Jards Macalé uma vez passou pela Folha e ficou conversando com Lampião por horas a fio. Também me convidou (e eu não fui) para uma noitada de samba na casa do cantor Cartola que tinha montado restaurante com dona Zica pelos lados da Vila Ré, aqui em São Paulo. Durou pouco.
Lampião deixou a Folha e foi trabalhar na revista Planeta, onde sucedeu Ignácio de Loyola Brandão. Com Paulo Coelho fundou a Ordem da Estrela Bailarina. Dizia ser "contra tudo o que é a favor e a favor de tudo o que é contra".
Um dia recebo ligação do cartunista Jota, que me fala que ele foi atropelado, ao voltar para casa, e que não resistiu aos ferimentos.
Tenho muita saudade do meu amigo Edenilton Lampião que acreditava no poder cósmico, onde certamente está viajando, sempre ligado em todos nós com sua sagacidade e bom coração.

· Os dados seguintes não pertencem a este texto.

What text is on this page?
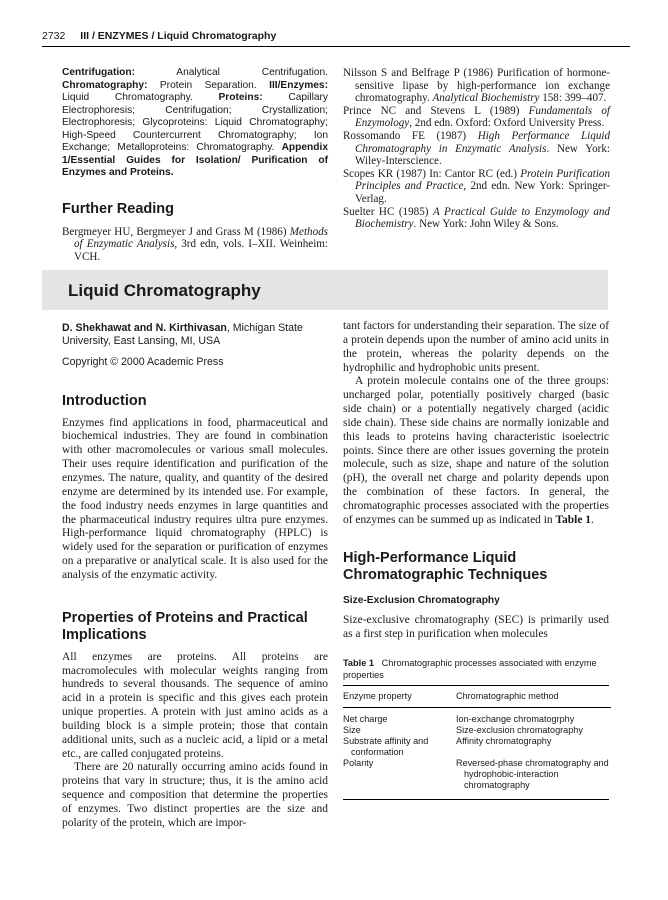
2732 III / ENZYMES / Liquid Chromatography
Centrifugation: Analytical Centrifugation. Chromatography: Protein Separation. III/Enzymes: Liquid Chromatography. Proteins: Capillary Electrophoresis; Centrifugation; Crystallization; Electrophoresis; Glycoproteins: Liquid Chromatography; High-Speed Countercurrent Chromatography; Ion Exchange; Metalloproteins: Chromatography. Appendix 1/Essential Guides for Isolation/ Purification of Enzymes and Proteins.
Further Reading

Bergmeyer HU, Bergmeyer J and Grass M (1986) Methods of Enzymatic Analysis, 3rd edn, vols. I–XII. Weinheim: VCH.

Nilsson S and Belfrage P (1986) Purification of hormone-sensitive lipase by high-performance ion exchange chromatography. Analytical Biochemistry 158: 399–407.

Prince NC and Stevens L (1989) Fundamentals of Enzymology, 2nd edn. Oxford: Oxford University Press.

Rossomando FE (1987) High Performance Liquid Chromatography in Enzymatic Analysis. New York: Wiley-Interscience.

Scopes KR (1987) In: Cantor RC (ed.) Protein Purification Principles and Practice, 2nd edn. New York: Springer-Verlag.

Suelter HC (1985) A Practical Guide to Enzymology and Biochemistry. New York: John Wiley & Sons.

Liquid Chromatography
D. Shekhawat and N. Kirthivasan, Michigan State University, East Lansing, MI, USA
Copyright © 2000 Academic Press
Introduction

Enzymes find applications in food, pharmaceutical and biochemical industries. They are found in combination with other macromolecules or various small molecules. Their uses require identification and purification of the enzymes. The nature, quality, and quantity of the desired enzyme are determined by its intended use. For example, the food industry needs enzymes in large quantities and the pharmaceutical industry requires ultra pure enzymes. High-performance liquid chromatography (HPLC) is widely used for the separation or purification of enzymes on a preparative or analytical scale. It is also used for the analysis of the enzymatic activity.

Properties of Proteins and Practical Implications

All enzymes are proteins. All proteins are macromolecules with molecular weights ranging from hundreds to several thousands. The sequence of amino acid in a protein is specific and this gives each protein unique properties. A protein with just amino acids as a building block is a simple protein; those that contain additional units, such as a nucleic acid, a lipid or a metal etc., are called conjugated proteins.

There are 20 naturally occurring amino acids found in proteins that vary in structure; thus, it is the amino acid sequence and composition that determine the properties of enzymes. Two distinct properties are the size and polarity of the protein, which are impor-

tant factors for understanding their separation. The size of a protein depends upon the number of amino acid units in the protein, whereas the polarity depends on the hydrophilic and hydrophobic units present.

A protein molecule contains one of the three groups: uncharged polar, potentially positively charged (basic side chain) or a potentially negatively charged (acidic side chain). These side chains are normally ionizable and this leads to proteins having characteristic isoelectric points. Since there are other issues governing the protein molecule, such as size, shape and nature of the solution (pH), the overall net charge and polarity depends upon the combination of these factors. In general, the chromatographic processes associated with the properties of enzymes can be summed up as indicated in Table 1.

High-Performance Liquid Chromatographic Techniques
Size-Exclusion Chromatography

Size-exclusive chromatography (SEC) is primarily used as a first step in purification when molecules

Table 1 Chromatographic processes associated with enzyme properties
Enzyme property	Chromatographic method

Net charge	Ion-exchange chromatogrphy
Size	Size-exclusion chromatography
Substrate affinity and conformation	Affinity chromatography
Polarity	Reversed-phase chromatography and hydrophobic-interaction chromatography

Edenilton Araújo, Lampião, um dos melhores jornalistas deste País sem memória e sem História

domingo, 7 de dezembro de 2014

Chico Papagaio

Nos tempos idos da minha infância, passada mais da metade do tempo atrás do balcão onde mal alcançava, aparecia todos os dias, invariavelmente, o pernambucano Chico Papagaio. Começava a conversa com papai por volta das 8, 9h da manhã, dava uma pausa para o almoço, voltava e se estendia até ao final da tarde, por volta das 19h, antes mesmo de iniciar a telenovela que fazia a alegria de todos ali. Era estivador no cais de Santos, litoral paulista, e não saia de casa sem sua bicicleta.
Tinha uma penca de meninas, acreditava como seus antepassados que se chegasse à sétima filha a mais velha é quem teria de batizar, se tornar madrinha, sob pena de a última, a sétima da prole, se tornar bruxa. Ele acreditava piamente nisso. Só que ao invés da sétima filha veio um menino, ao qual ele batizou com seu nome, não sei se acrescentou o Filho ou Júnior. Não lembro mesmo. Só sei que as meninas quase não falavam. Só concordavam ou discordavam com um gesto da cabeça. A um simples olhar do pai as meninas diziam um lacônico "sim" ou discordavam respondendo um simples "não".
Chico Papagaio contava que em sua terra uma vez os amigos foram colher uma jaca tão grande que precisou de cinco a seis homens para tirar do pé. Levar para a feira foi outra epopeia. Os matutos faziam a farra. Era um desfilar de casos de sua terra, a amada Pernambuco das cirandas e dos bonecos gigantescos que desfilam todo carnaval.
Mas o que faz este mundo corporativo sempre explorando os mais necessitados e mesmo aqueles que nunca se aventuraram por seus corredores é de amargar. As duas meninas mais velhas do Chico Papagaio que não falavam, um dia se viram desafiadas a vender perfumes, desses que se oferecem de porta em porta. Elas procuraram as moças da minha família (mamãe e uma irmã, Regina, a caçula) e falaram com uma desenvoltura que causou surpresa para os vizinhos, que se juntaram e foram ver a exposição tão didática, feita de forma incomum por aquelas duas mocinhas, na flor da idade, desfilando um arrazoado de argumentos em favor dos produtos que ofereciam. Nada melhor do que uma venda, disseram aliviadas após vencerem a tal empreitada. Sucesso total. Milagre dos céus na terra do cangaço?